Two suicide bombers detonated their explosives yesterday, September 5th 2016, in the Afghan capital, Kabul, killing 35 and injuring over 100 others.
The attack took place near the Defence Ministry and those killed and injured included many security personnel.
Monday evening, the capital saw more violence as a car bomb detonated outside a residential area, followed by gun fire. This second attack caused six injuries and security forces killed all those involved in the attack.
The Taliban, who have carried out many recent attacks across Afghanistan, claimed the blasts outside the Defence Ministry.
A Taliban bus bombing in June saw over 80 dead and injured in an attack that targeted police graduates. Violence by ISIS and other militant groups across Afghanistan has also caused serious harm to civilians and security forces.
AOAV’s Explosive Violence Monitor 2015 found that 70% (1,906) of deaths and injuries from explosive violence in Afghanistan last year were caused by IEDs.
Of the IED attacks recorded in Afghanistan in 2015 41% were suicide attacks. However, these suicide attacks accounted for 64% of the deaths and injuries from all IED attacks in the country. Our wider overview of explosive violence attacks in Afghanistan can be read here.

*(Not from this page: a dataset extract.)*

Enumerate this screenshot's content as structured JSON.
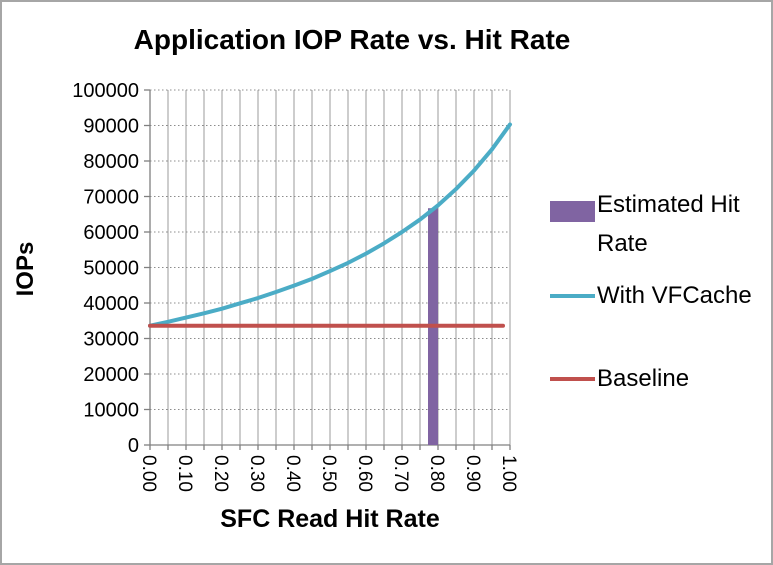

AOAV’s Explosive Violence Monitor 2015 found that suicide attacks were the most dangerous form of IED attack worldwide.
AOAV has highlighted the myriad of harms caused by IEDs, including death, injury, mental health injury and harm to the economies of affected areas. In September 2014, we brought together a group of experts for a roundtable at Chatham House, concluding that the next steps which must be taken in addressing IED harm are the following:
- Quantifying the impact of IEDs
- A review of current data collection efforts to record IED-related incidents
- An increased focus on the collection and dissemination of such data
- Developing an improved definition of exactly what is an IED
- Stigmatising the use of IEDs by non-state armed actors.
Such action to address the impacts of IEDs must be taken. The continuing use of IEDs globally, and the harm caused by incidents including the suicide bombing in Afghanistan, must be tackled.
Reports by AOAV show the increasing use and harm of suicide bombings around the world. It is a growing reality that highlights the need for urgent preventative measures that all States should establish – such as stockpile controls – to limit groups’ ability to produce these and other IEDs.
AOAV condemns yesterday’s attack in Afghanistan, and calls for states and international organisations to work collaboratively to generate greater awareness of the number of civilians killed and injured each year by IEDs, and encourage a greater stigma from political, religious and social leaders on the use of IEDs. AOAV strongly condemns the use of violence against civilians and calls upon all groups to reject the deliberate targeting of civilians. States must urgently address the threat of suicide bombings and other forms of IED attacks.